Nortriterpenoids from the fruit stalk of Schisandra chinensis (Turcz.) Baill.
-
Yan Liu
and
Bingyou Yang
Abstract
Objective
The fruit stalk of Schisandra chinensis (Turcz.) Baill. (S. chinensis) has been found to contain bioactive components similar to the fruit of S. chinensis. Here, we report a recent discovery about new nortriterpenoids with a novel skeleton and anti-gastric cancer activity, which were isolated from the fruit stalk of S. chinensis.
Methods
The chemical components of ethyl acetate extract from 70% ethanol extract from S. chinensis fruit stalk were separated, purified, and identified by liquid chromatography methods (silica gel, ODS, HPLC) and extensive spectroscopic analyses (NMR, IR, UV, MS, CD).
Results
Two new nortriterpenoids, schilancitrilactone M and 25-hydroxyl schindilactone D (1 and 2), along with ten known nortriterpenoids (3–12) were isolated from the fruit stalk of S. chinensis. The isolated compounds were tested for their cytotoxic activities against MGC-803 cells, and the results showed that compounds 6–8 possessed significant activities with IC50 of 9.01, 11.77, and 2.74 μmol/L, respectively.
Conclusion
Twelve nortriterpenoids including two new compounds were isolated from the fruit stalk of S. chinensis for the first time.

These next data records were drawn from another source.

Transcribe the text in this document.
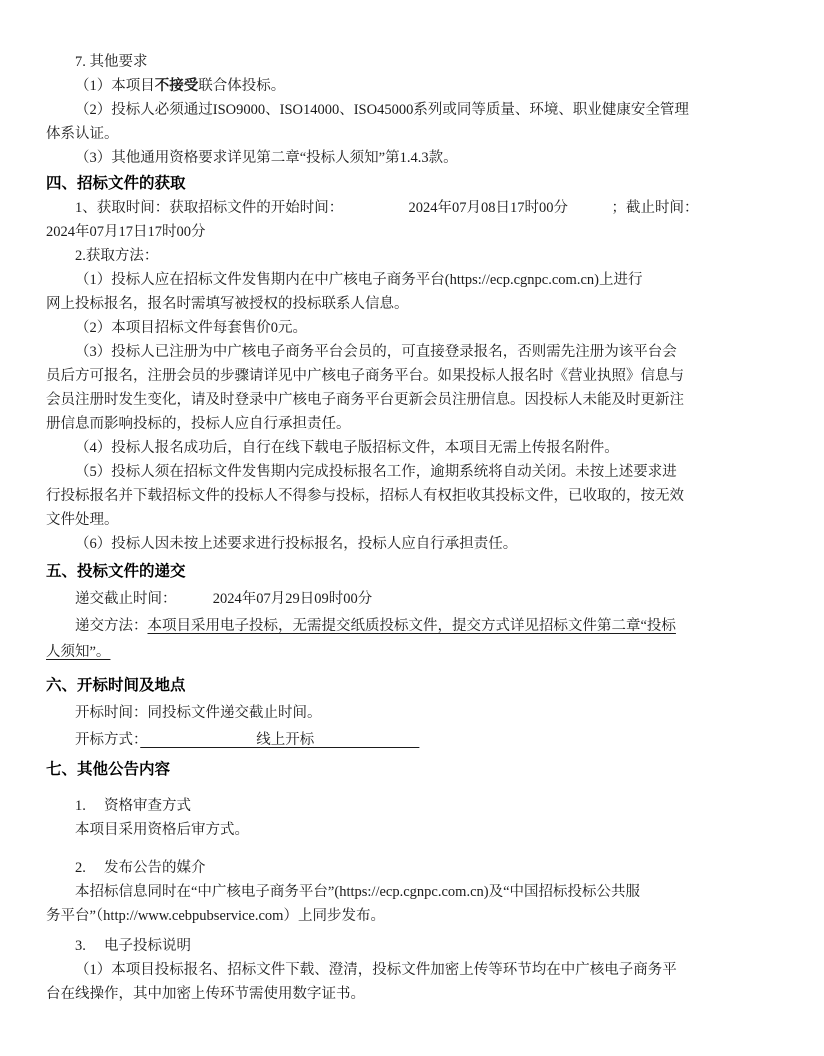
7. 其他要求

（1）本项目不接受联合体投标。

（2）投标人必须通过ISO9000、ISO14000、ISO45000系列或同等质量、环境、职业健康安全管理

体系认证。

（3）其他通用资格要求详见第二章“投标人须知”第1.4.3款。

四、招标文件的获取

1、获取时间：获取招标文件的开始时间：　　　　　2024年07月08日17时00分　　　；截止时间：

2024年07月17日17时00分

2.获取方法：

（1）投标人应在招标文件发售期内在中广核电子商务平台(https://ecp.cgnpc.com.cn)上进行

网上投标报名，报名时需填写被授权的投标联系人信息。

（2）本项目招标文件每套售价0元。

（3）投标人已注册为中广核电子商务平台会员的，可直接登录报名，否则需先注册为该平台会

员后方可报名，注册会员的步骤请详见中广核电子商务平台。如果投标人报名时《营业执照》信息与

会员注册时发生变化，请及时登录中广核电子商务平台更新会员注册信息。因投标人未能及时更新注

册信息而影响投标的，投标人应自行承担责任。

（4）投标人报名成功后，自行在线下载电子版招标文件，本项目无需上传报名附件。

（5）投标人须在招标文件发售期内完成投标报名工作，逾期系统将自动关闭。未按上述要求进

行投标报名并下载招标文件的投标人不得参与投标，招标人有权拒收其投标文件，已收取的，按无效

文件处理。

（6）投标人因未按上述要求进行投标报名，投标人应自行承担责任。

五、投标文件的递交

递交截止时间：　　　2024年07月29日09时00分

递交方法：本项目采用电子投标，无需提交纸质投标文件，提交方式详见招标文件第二章“投标

人须知”。

六、开标时间及地点

开标时间：同投标文件递交截止时间。

开标方式：　　　　　　　　线上开标　　　　　　　

七、其他公告内容

1.　 资格审查方式

本项目采用资格后审方式。

2.　 发布公告的媒介

本招标信息同时在“中广核电子商务平台”(https://ecp.cgnpc.com.cn)及“中国招标投标公共服

务平台”（http://www.cebpubservice.com）上同步发布。

3.　 电子投标说明

（1）本项目投标报名、招标文件下载、澄清，投标文件加密上传等环节均在中广核电子商务平

台在线操作，其中加密上传环节需使用数字证书。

Among them, compounds 6–8 showed significant anti-gastric cancer activities. We postulated that the fruit stalk of S. chinensis could be used as an anti-gastric cancer drug.
1 Introduction
The fruit of Schisandra chinensis (Turcz.) Baill. (S. chinensis), as a genuine traditional chinese drugs in Northeast China, is mainly distributed in cold regions such as Heilongjiang, Jilin, and Liaoning. The 2020 edition of Chinese Pharmacopoeia recorded that it has the effect of astringing and controlling, supplementing qi while nourishing fluid, tonifying kidney, and calming heart. Its root, stem, leaf, fruit stalk and other non-medicinal parts were often removed as impurities. However, it was found that these non-medicinal parts also contained bioactive components similar to the fruit of S. chinensis[1–2]. In particular, a series of nortriterpenoids with novel and complex skeletons as well as broad biological activities (anti-tumor, anti-HIV and anti-HBV activities) were found from the stem and leaf of Schisandraceae plants which has attracted extensive attention from scholars[3]. Through the literature retrieving, more than 200 nortriterpenoids have been identified in Schisandraceae, including over 20 different skeleton types. Meanwhile, the chemical synthesis of nortriterpenoids has also been exploited[4]. To date, there have not been any reports on nortriterpenoids and their biological activities in the fruit stalk of S. chinensis. Thus, we carried out the present study on the constituents of nortriterpenoids in the fruit stalk of S. chinensis. Two new nortriterpenoids, schilancitrilactone M and 25-hydroxyl schindilactone D (1 and 2), together with ten known nortriterpenoids (3–12) (Fig. 1) were isolated and characterized. The cytotoxicity of these compounds against human gastric cancer cell line MGC-803 cells was tested, and the results showed that compounds 6–8 possessed significant anti-gastric cancer activities with IC50 values of 9.01, 11.77, and 2.74 μmol/L, respectively.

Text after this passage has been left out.